“Nous avons tous été surpris par l’annonce de ton départ vers un Orient encore inconnu par nous tous. Nous continuons le chemin, désormais sans toi, Raymond. Nous pensions à tort que tu étais indestructible, je te l’affirmais d’ailleurs lors de notre dernier échange téléphonique.
Le poète Machado ne disait-il pas que “tout passe et que tout demeure”. Nous sommes tous de passage, ton souvenir demeure ! Il nous reste en héritage.
Il nous reste aussi ton engagement, d’abord pour la science au service de ce fenua où tu as été décoré, signe de reconnaissance pour tes travaux. Citons évidemment la recherche sur la ciguatera, la promotion de l’association Proscience-Te Turu ‘Ihi notamment auprès des jeunes, enfin les consultations dans tes multiples tournées dans les îles.
La légende ne dit-elle pas que certaines mamans ont donné comme prénom “Bagnis” à leur bébé ?
Même reconnaissance auparavant, de ton engagement en Afrique, la Mauritanie précisément, où tu as reçu la médaille Al Istihqaq El Watani El Mauritani, traduit par “justice du peuple mauritanien!”
Je sais que tu étais sensible à cette reconnaissance, car de milieu modeste. Tu avais d’ailleurs été touché et fier de l’honneur rendu à ta maman lorsque le président de la République de Mauritanie, Moktar Ould Daddah, l’avait reçue à Nice pour lui exprimer sa reconnaissance du travail de médecin de proximité que tu avais effectué dans ce beau continent, auquel tu es resté aussi attaché.
J’ai observé la même joie chez toi lorsque la ville de Papeete a été jumelée avec celle de Nice, ta ville natatale. Tu savais partager ton amour, avec cette pointe de sensibilité qui était ta marque de fabrique. Une autre de tes caractéristiques, ce sont les histoires que tu nous racontais. Je ne vais pas m’y aventurer, il n’y avait que toi qui savait les narrer…

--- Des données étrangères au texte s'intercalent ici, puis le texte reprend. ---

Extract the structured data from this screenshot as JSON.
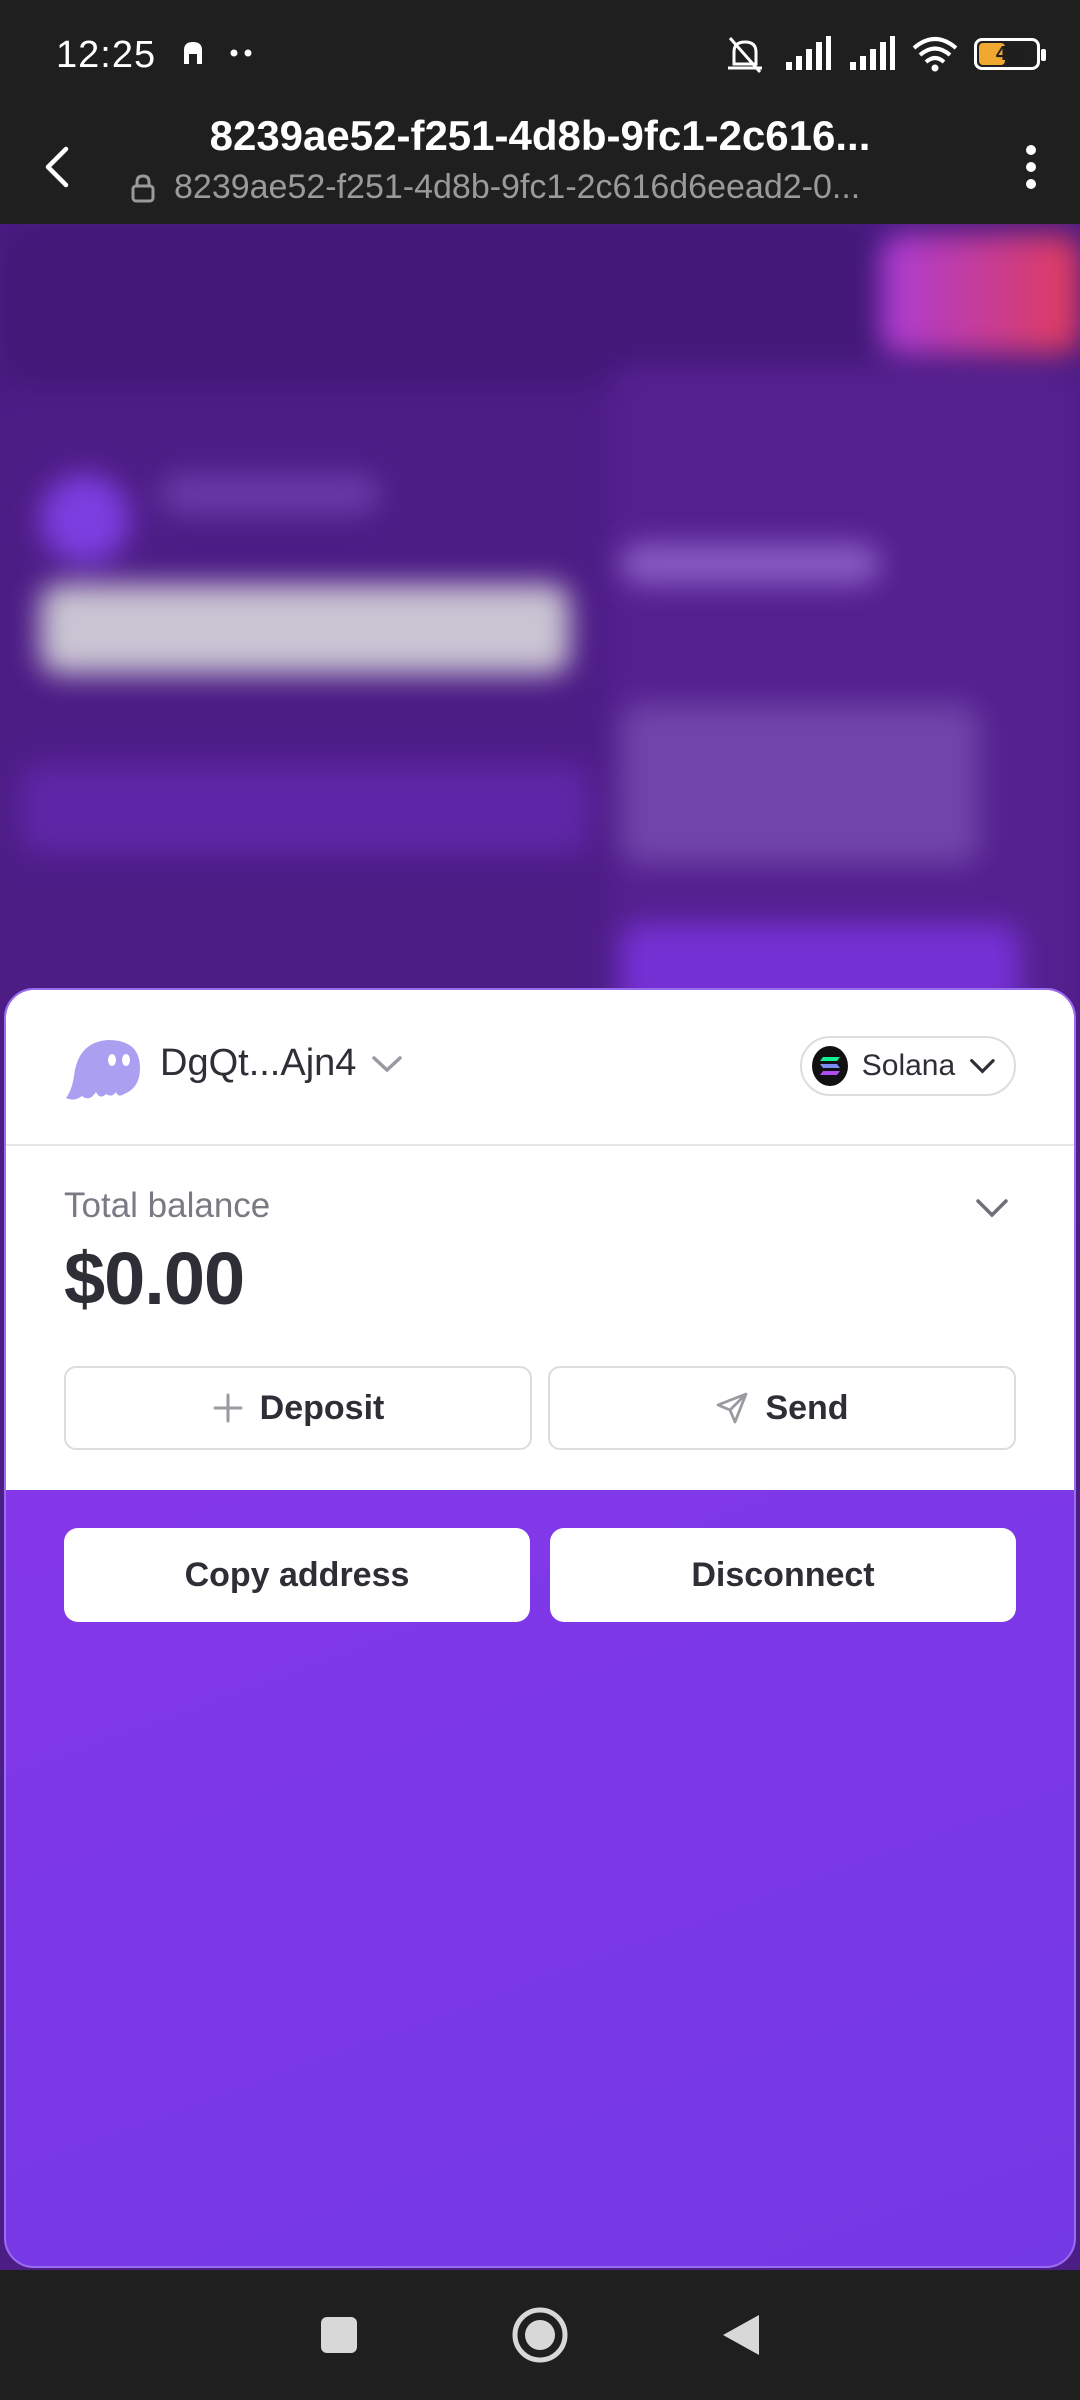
{
  "status_bar": {
    "time": "12:25",
    "battery_level": "43",
    "icons": [
      "notification-icon",
      "more-dots-icon",
      "silent-icon",
      "signal-icon",
      "signal-icon",
      "wifi-icon",
      "battery-icon"
    ]
  },
  "browser": {
    "title": "8239ae52-f251-4d8b-9fc1-2c616...",
    "url": "8239ae52-f251-4d8b-9fc1-2c616d6eead2-0...",
    "icons": [
      "back-arrow-icon",
      "lock-icon",
      "more-vertical-icon"
    ]
  },
  "wallet": {
    "account_name": "DgQt...Ajn4",
    "network": "Solana",
    "balance_label": "Total balance",
    "balance_value": "$0.00",
    "deposit_label": "Deposit",
    "send_label": "Send",
    "copy_address_label": "Copy address",
    "disconnect_label": "Disconnect",
    "colors": {
      "accent": "#8d36ea",
      "text": "#2e2e36",
      "muted": "#7a7a84",
      "ghost": "#ab9ff2"
    }
  },
  "nav": {
    "icons": [
      "recents-icon",
      "home-icon",
      "back-triangle-icon"
    ]
  }
}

Il n’y avait que toi également, qui savait manger un poisson de la tête à la queue sans rien laisser, au désespoir des poules auxquelles tu étais aussi très attaché ! Nous étions tous admiratifs et étonnés de cette capacité à faire place nette dans ton assiette… On te “chambrait”, et ton attitude nous poussait à en rajouter !
Ton parcours, mon cher Raymond, fait rêver. Car le métier que tu exerçais, médecin, à travers le serment d’Hippocrate, comporte les valeurs que tu as véhiculé sans cesse : honneur, probité, dévouement, compétence et confraternité…
Ton engagement et ta capacité à aider les autres n’ont pu s’exprimer sans le sacrifice de ta femme, de tes enfants et petits-enfants. Ils ne t’ont pas beaucoup vu à la maison, tu leur as énormément manqué.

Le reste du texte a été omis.